Due to the lack of BDSM culture portrayed in the media, the few bits and pieces individuals do see will significantly influence their view of it. Individuals often take what they see on television or in movies for fact without doing much research beyond that. How can BDSM culture become more accepted in society? Or because it is not “normal” to individuals will it be nearly impossible for most people to accept it?

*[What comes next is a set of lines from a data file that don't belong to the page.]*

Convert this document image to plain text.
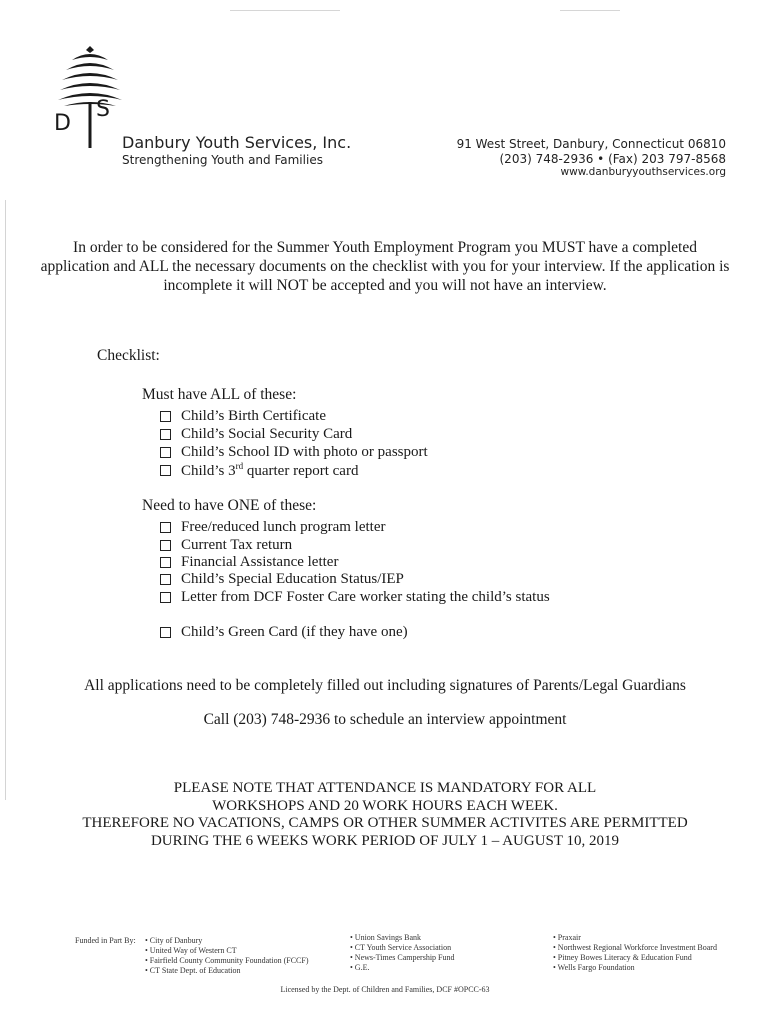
D
S
Danbury Youth Services, Inc.
Strengthening Youth and Families
91 West Street, Danbury, Connecticut 06810
(203) 748-2936 • (Fax) 203 797-8568
www.danburyyouthservices.org
In order to be considered for the Summer Youth Employment Program you MUST have a completed application and ALL the necessary documents on the checklist with you for your interview. If the application is incomplete it will NOT be accepted and you will not have an interview.
Checklist:
Must have ALL of these:
Child’s Birth Certificate
Child’s Social Security Card
Child’s School ID with photo or passport
Child’s 3rd quarter report card
Need to have ONE of these:
Free/reduced lunch program letter
Current Tax return
Financial Assistance letter
Child’s Special Education Status/IEP
Letter from DCF Foster Care worker stating the child’s status
Child’s Green Card (if they have one)
All applications need to be completely filled out including signatures of Parents/Legal Guardians
Call (203) 748-2936 to schedule an interview appointment
PLEASE NOTE THAT ATTENDANCE IS MANDATORY FOR ALL
WORKSHOPS AND 20 WORK HOURS EACH WEEK.
THEREFORE NO VACATIONS, CAMPS OR OTHER SUMMER ACTIVITES ARE PERMITTED
DURING THE 6 WEEKS WORK PERIOD OF JULY 1 – AUGUST 10, 2019
Funded in Part By: • City of Danbury
• United Way of Western CT
• Fairfield County Community Foundation (FCCF)
• CT State Dept. of Education
• Union Savings Bank
• CT Youth Service Association
• News-Times Campership Fund
• G.E.
• Praxair
• Northwest Regional Workforce Investment Board
• Pitney Bowes Literacy & Education Fund
• Wells Fargo Foundation
Licensed by the Dept. of Children and Families, DCF #OPCC-63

One thought on ““If the pizza man truly loves this babysitter…why does he keep slapping her rear?”

  1. This is a great post! I agree that many people, like Anastasia, have objections regarding BDSM culture because it is not considered normal in today’s society. BDSM has even been classified as a mental disorder in the Diagnostic and Statistical Manual of Mental Disorders. How are people suppose to accept BDSM if the medical community has declared it to be abnormal? I feel that BDSM is not as bad as society makes it out to be. It may actually be more moral than normal vanilla sex. In BDSM culture contracts are used, more trust develops between partners, and safe words are established before any sexual act begins. Ironically, BDSM sex may in fact be safer than vanilla sex as it requires more discussion and consent between partners. It even creates a power dynamic where woman are capable of having power and control sexually. Lastly, I think that James’ novel faced so much criticism because there is a stigma behind BDSM culture. If more background information was presented in the book about the positive aspects of BDSM, this novel may have been more widely accepted in society.